Lattice gauge theories and effective models: Implementation of constraints analogous to Gauss's law in digital or analog simulators naturally leads to nonlocal effective spin models, as demonstrated in truncated Schwinger models and spin-charge converted systems (Mallick et al., 2024).
Elastic or structural solids: Solids with spin crossover or strong spin-lattice coupling can exhibit emergent nonlocal spin interactions through global lattice distortion even in the absence of explicit long-range forces (Mori, 2013).
Boundary phenomena and SPT physics: Edge states of higher-dimensional SPT phases at criticality realize effective 1D spin chains with nonlocal boundary-induced interactions, allowing tests of boundary conformal field theory and RG predictions (Jian et al., 2020).

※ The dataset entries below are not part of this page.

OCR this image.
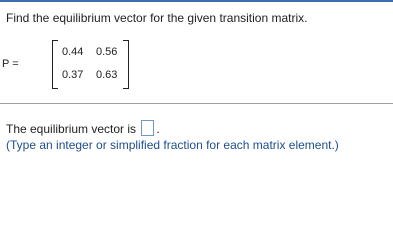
Find the equilibrium vector for the given transition matrix.
P =
0.44 0.56
0.37 0.63
The equilibrium vector is .
(Type an integer or simplified fraction for each matrix element.)
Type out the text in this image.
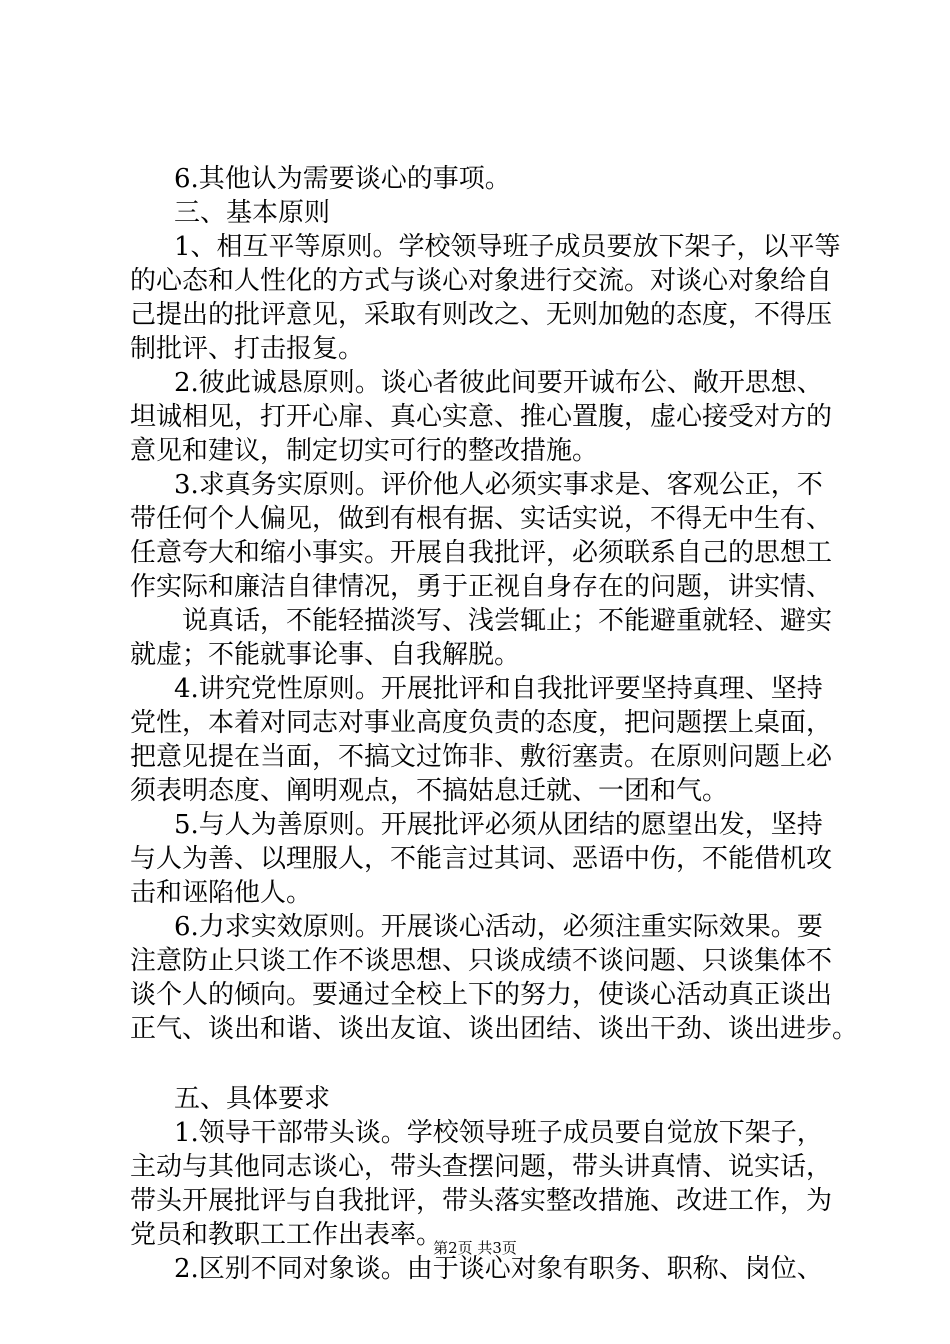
6.其他认为需要谈心的事项。
三、基本原则
1、相互平等原则。学校领导班子成员要放下架子，以平等
的心态和人性化的方式与谈心对象进行交流。对谈心对象给自
己提出的批评意见，采取有则改之、无则加勉的态度，不得压
制批评、打击报复。
2.彼此诚恳原则。谈心者彼此间要开诚布公、敞开思想、
坦诚相见，打开心扉、真心实意、推心置腹，虚心接受对方的
意见和建议，制定切实可行的整改措施。
3.求真务实原则。评价他人必须实事求是、客观公正，不
带任何个人偏见，做到有根有据、实话实说，不得无中生有、
任意夸大和缩小事实。开展自我批评，必须联系自己的思想工
作实际和廉洁自律情况，勇于正视自身存在的问题，讲实情、
说真话，不能轻描淡写、浅尝辄止；不能避重就轻、避实
就虚；不能就事论事、自我解脱。
4.讲究党性原则。开展批评和自我批评要坚持真理、坚持
党性，本着对同志对事业高度负责的态度，把问题摆上桌面，
把意见提在当面，不搞文过饰非、敷衍塞责。在原则问题上必
须表明态度、阐明观点，不搞姑息迁就、一团和气。
5.与人为善原则。开展批评必须从团结的愿望出发，坚持
与人为善、以理服人，不能言过其词、恶语中伤，不能借机攻
击和诬陷他人。
6.力求实效原则。开展谈心活动，必须注重实际效果。要
注意防止只谈工作不谈思想、只谈成绩不谈问题、只谈集体不
谈个人的倾向。要通过全校上下的努力，使谈心活动真正谈出
正气、谈出和谐、谈出友谊、谈出团结、谈出干劲、谈出进步。
五、具体要求
1.领导干部带头谈。学校领导班子成员要自觉放下架子，
主动与其他同志谈心，带头查摆问题，带头讲真情、说实话，
带头开展批评与自我批评，带头落实整改措施、改进工作，为
党员和教职工工作出表率。
2.区别不同对象谈。由于谈心对象有职务、职称、岗位、
第2页 共3页
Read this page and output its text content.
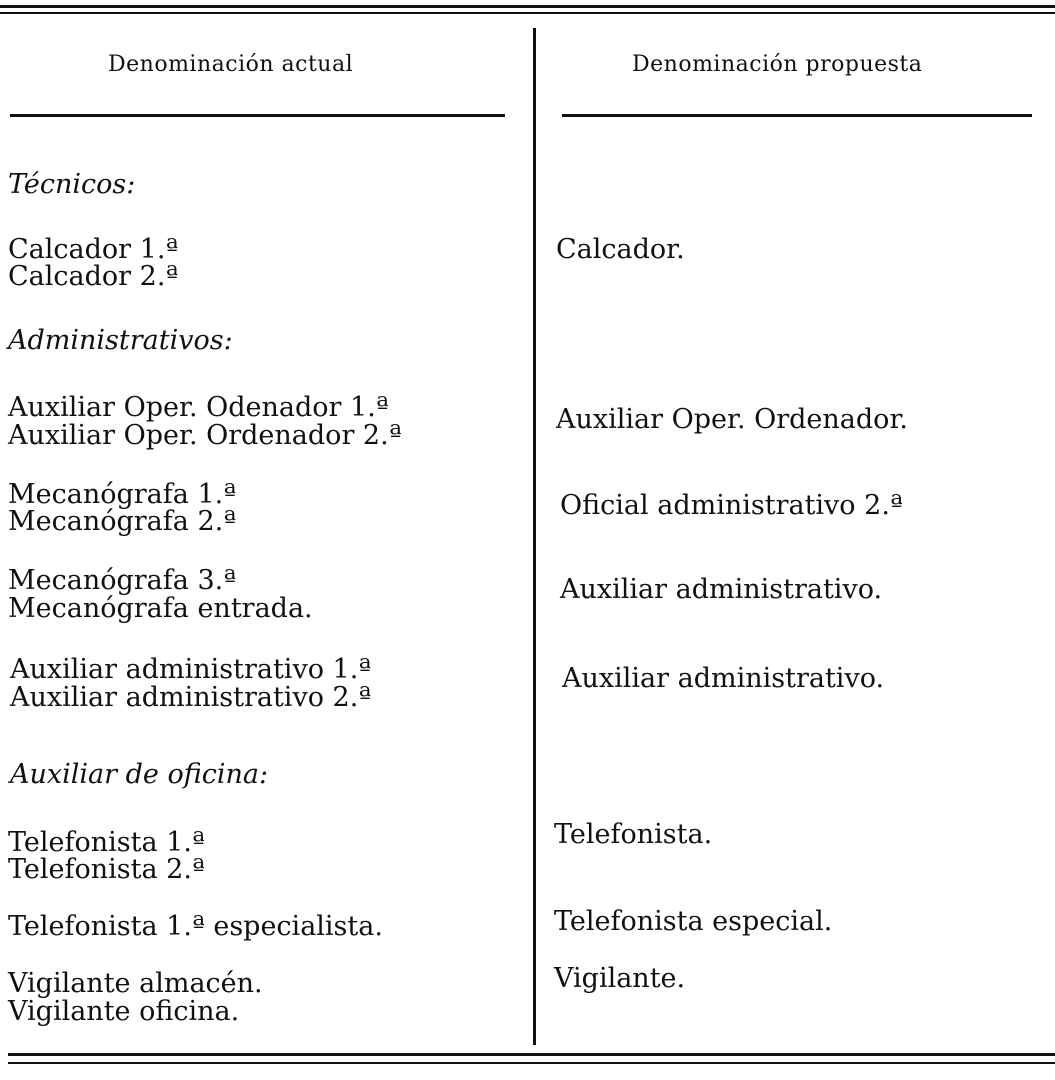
Denominación actual	Denominación propuesta
Técnicos:
Calcador 1.ª
Calcador 2.ª
Administrativos:
Auxiliar Oper. Odenador 1.ª
Auxiliar Oper. Ordenador 2.ª
Mecanógrafa 1.ª
Mecanógrafa 2.ª
Mecanógrafa 3.ª
Mecanógrafa entrada.
Auxiliar administrativo 1.ª
Auxiliar administrativo 2.ª
Auxiliar de oficina:
Telefonista 1.ª
Telefonista 2.ª
Telefonista 1.ª especialista.
Vigilante almacén.
Vigilante oficina.
Calcador.
Auxiliar Oper. Ordenador.
Oficial administrativo 2.ª
Auxiliar administrativo.
Auxiliar administrativo.
Telefonista.
Telefonista especial.
Vigilante.
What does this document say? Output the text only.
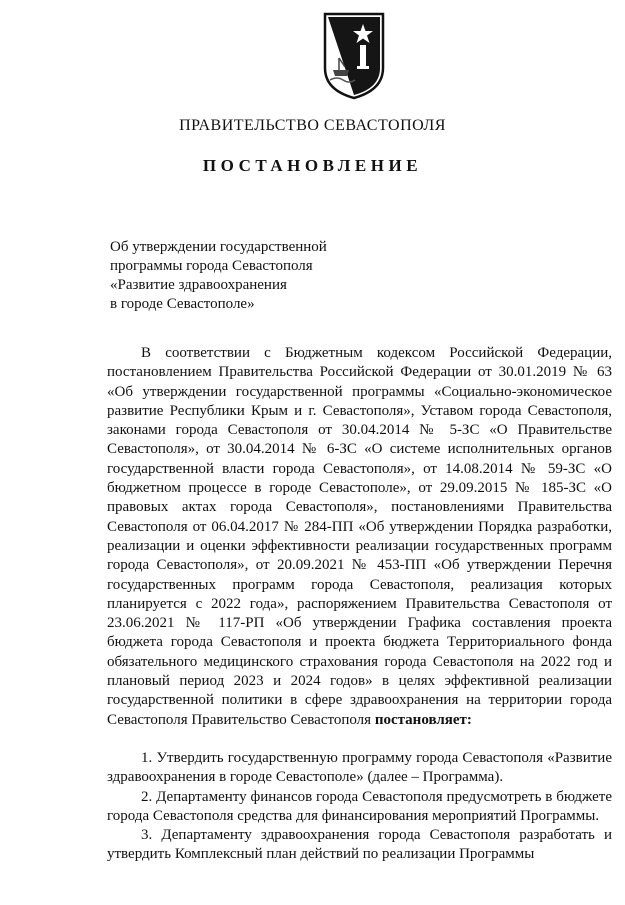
ПРАВИТЕЛЬСТВО СЕВАСТОПОЛЯ
ПОСТАНОВЛЕНИЕ
Об утверждении государственной
программы города Севастополя
«Развитие здравоохранения
в городе Севастополе»

В соответствии с Бюджетным кодексом Российской Федерации, постановлением Правительства Российской Федерации от 30.01.2019 № 63 «Об утверждении государственной программы «Социально-экономическое развитие Республики Крым и г. Севастополя», Уставом города Севастополя, законами города Севастополя от 30.04.2014 № 5-ЗС «О Правительстве Севастополя», от 30.04.2014 № 6-ЗС «О системе исполнительных органов государственной власти города Севастополя», от 14.08.2014 № 59-ЗС «О бюджетном процессе в городе Севастополе», от 29.09.2015 № 185-ЗС «О правовых актах города Севастополя», постановлениями Правительства Севастополя от 06.04.2017 № 284-ПП «Об утверждении Порядка разработки, реализации и оценки эффективности реализации государственных программ города Севастополя», от 20.09.2021 № 453-ПП «Об утверждении Перечня государственных программ города Севастополя, реализация которых планируется с 2022 года», распоряжением Правительства Севастополя от 23.06.2021 № 117-РП «Об утверждении Графика составления проекта бюджета города Севастополя и проекта бюджета Территориального фонда обязательного медицинского страхования города Севастополя на 2022 год и плановый период 2023 и 2024 годов» в целях эффективной реализации государственной политики в сфере здравоохранения на территории города Севастополя Правительство Севастополя постановляет:

1. Утвердить государственную программу города Севастополя «Развитие здравоохранения в городе Севастополе» (далее – Программа).

2. Департаменту финансов города Севастополя предусмотреть в бюджете города Севастополя средства для финансирования мероприятий Программы.

3. Департаменту здравоохранения города Севастополя разработать и утвердить Комплексный план действий по реализации Программы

A plausible implication is that nonlocally interacting spin systems provide a robust platform for exploring phases and transitions in which additivity, ensemble equivalence, and local order break down; they offer routes to engineer new quantum matter and test fundamental principles of nonequilibrium and quantum statistical mechanics.

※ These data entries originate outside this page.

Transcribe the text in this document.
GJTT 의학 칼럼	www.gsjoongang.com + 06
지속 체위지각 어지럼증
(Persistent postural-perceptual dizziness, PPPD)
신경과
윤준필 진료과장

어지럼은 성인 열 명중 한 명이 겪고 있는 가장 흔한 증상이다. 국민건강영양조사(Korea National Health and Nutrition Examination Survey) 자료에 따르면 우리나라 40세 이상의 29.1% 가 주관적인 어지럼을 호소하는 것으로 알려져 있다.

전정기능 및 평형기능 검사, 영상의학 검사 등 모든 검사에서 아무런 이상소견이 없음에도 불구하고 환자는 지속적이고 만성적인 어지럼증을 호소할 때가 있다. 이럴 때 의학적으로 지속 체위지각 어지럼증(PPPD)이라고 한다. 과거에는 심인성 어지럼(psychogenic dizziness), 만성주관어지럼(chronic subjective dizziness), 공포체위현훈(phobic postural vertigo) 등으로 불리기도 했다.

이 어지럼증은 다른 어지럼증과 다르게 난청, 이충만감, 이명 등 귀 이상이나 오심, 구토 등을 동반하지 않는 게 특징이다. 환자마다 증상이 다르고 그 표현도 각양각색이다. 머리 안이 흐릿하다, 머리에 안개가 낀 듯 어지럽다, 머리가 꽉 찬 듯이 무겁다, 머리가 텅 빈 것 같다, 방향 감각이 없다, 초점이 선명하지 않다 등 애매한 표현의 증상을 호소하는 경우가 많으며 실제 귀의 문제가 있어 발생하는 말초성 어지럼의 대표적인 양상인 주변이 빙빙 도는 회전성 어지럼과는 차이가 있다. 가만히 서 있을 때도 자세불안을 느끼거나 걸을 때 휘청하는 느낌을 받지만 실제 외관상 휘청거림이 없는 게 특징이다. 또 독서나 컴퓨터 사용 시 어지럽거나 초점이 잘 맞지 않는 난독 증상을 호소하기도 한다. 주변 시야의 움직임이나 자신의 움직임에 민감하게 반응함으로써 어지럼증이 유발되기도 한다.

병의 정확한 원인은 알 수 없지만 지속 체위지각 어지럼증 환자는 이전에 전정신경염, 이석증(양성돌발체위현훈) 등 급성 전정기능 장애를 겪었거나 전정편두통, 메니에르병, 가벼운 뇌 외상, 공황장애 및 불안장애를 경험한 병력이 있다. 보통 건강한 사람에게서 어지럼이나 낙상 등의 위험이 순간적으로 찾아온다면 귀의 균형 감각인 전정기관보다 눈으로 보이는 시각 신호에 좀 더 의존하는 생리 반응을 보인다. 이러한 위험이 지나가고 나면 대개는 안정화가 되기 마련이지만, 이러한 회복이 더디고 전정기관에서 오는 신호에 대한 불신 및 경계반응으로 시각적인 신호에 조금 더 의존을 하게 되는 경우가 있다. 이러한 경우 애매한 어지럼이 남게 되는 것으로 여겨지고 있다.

6. Diagnostic Techniques and Transitions Between Regimes

Transitions between nonlocal, quasi-local, and local phases can be precisely diagnosed and quantified using:

Weighted-graph state entanglement spectra: Explicit computation of time-averaged mutual information, bipartite entanglement entropy, and generalized geometric measure (GGM) distinguishes NL, QL, and L regimes. Critical exponents for the onset of QL behavior ( $\alpha_d^*$ ) scale logarithmically with local Hilbert space dimension. The emergence of a saturation plateau in GGM with increasing system size signals entry into the fully local regime (Ghosh et al., 2023).
Participation ratio and spectral statistics: Exact diagonalization of nonlocally interacting Hamiltonians and analysis of the participation ratio and energy gap statistics expose localization/delocalization crossovers and anomalous nonmonotonic dependence on the interaction range (Mallick et al., 2024).
RG flow analysis and operator scaling: Field-theoretic renormalization group methods give access to stable fixed points, scaling dimensions of correlation functions, and the precise conditions under which nonlocality fundamentally alters critical behavior (e.g., direct Néel–VBS transitions in 1D) (Jian et al., 2020).

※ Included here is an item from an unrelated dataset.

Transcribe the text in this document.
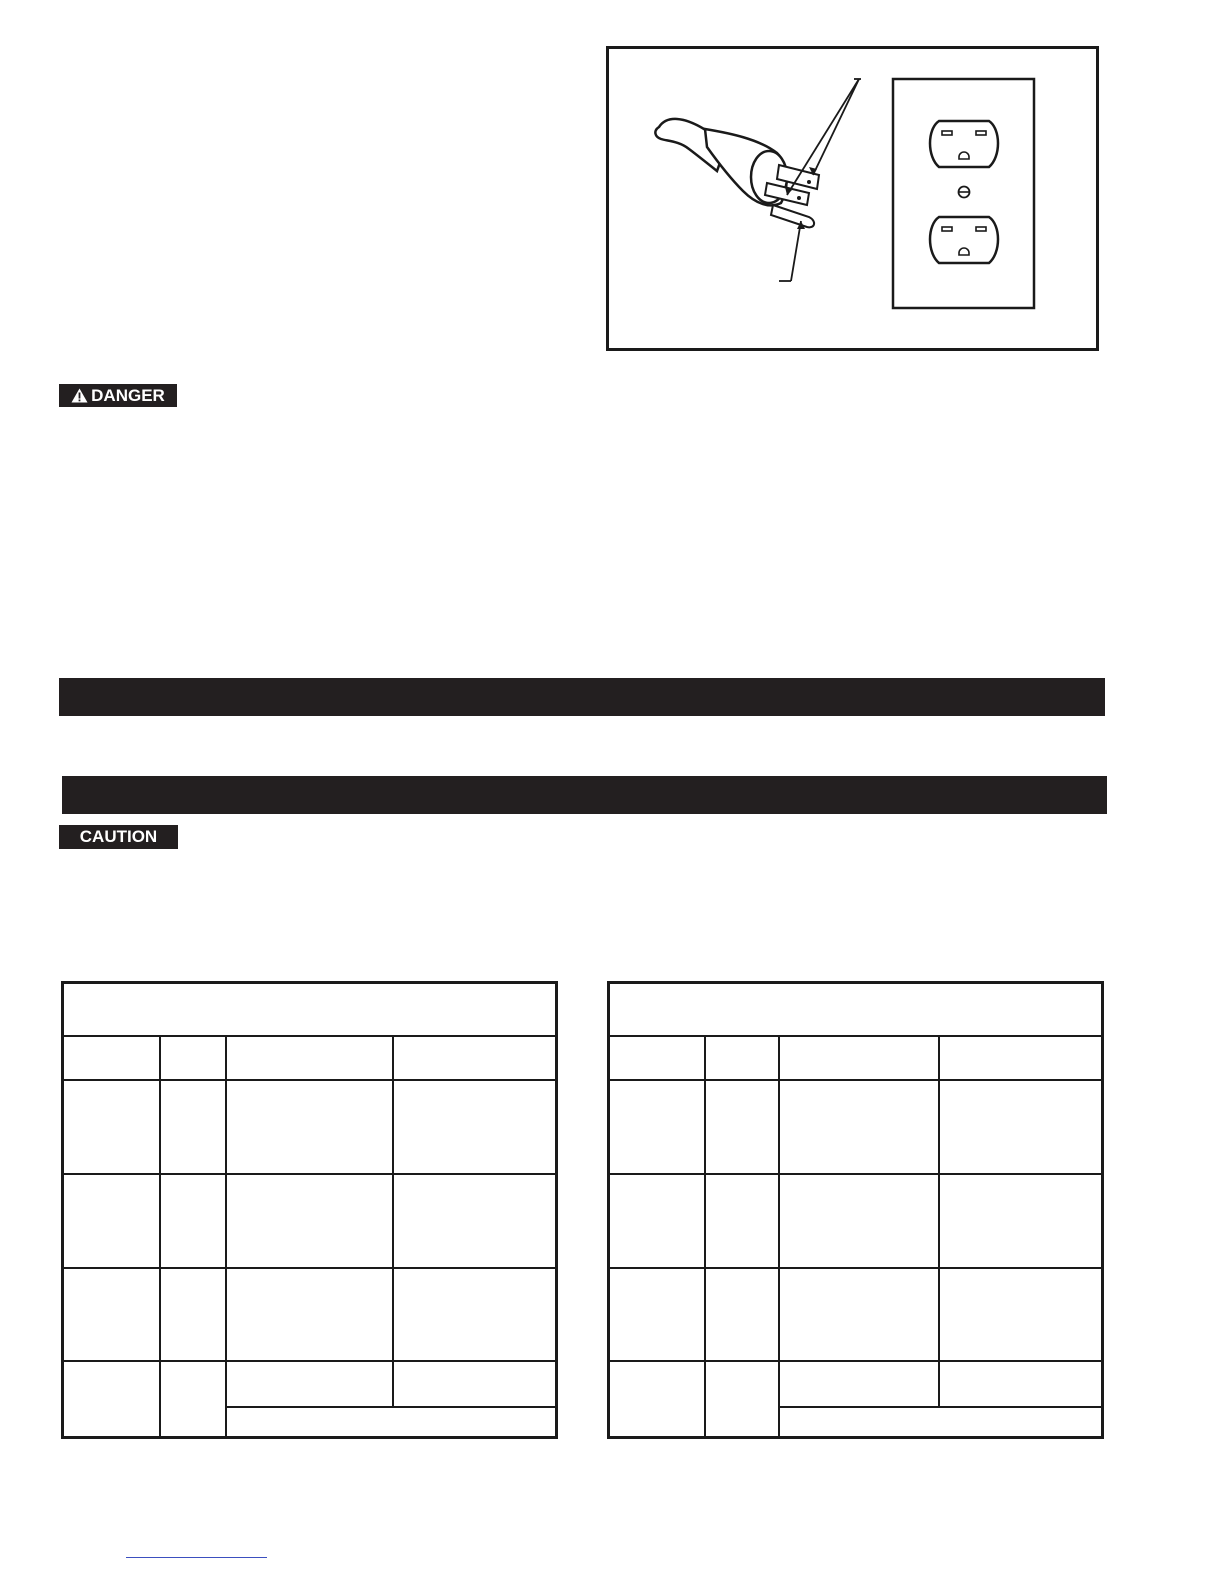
DANGER
CAUTION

7. Outlook and Broader Implications

Nonlocally interacting spin systems exemplify the key role of long-range quantum and classical correlations in many-body physics. Their study rigorously delineates the precise boundaries of mean-field theory validity, clarifies the physical origins of nonadditivity and ensemble inequivalence, and reveals new critical collective and dynamical phenomena unattainable with local interactions alone. These findings directly inform experimental schemes for quantum information processing, quantum simulation, and the engineering of exotic many-body phases, and motivate further investigation into the interplay between locality, quantum constraints, and collective order (Mori, 2013, Mori, 2012, Ghosh et al., 2023, Mallick et al., 2024, Geng et al., 2021, Jian et al., 2020).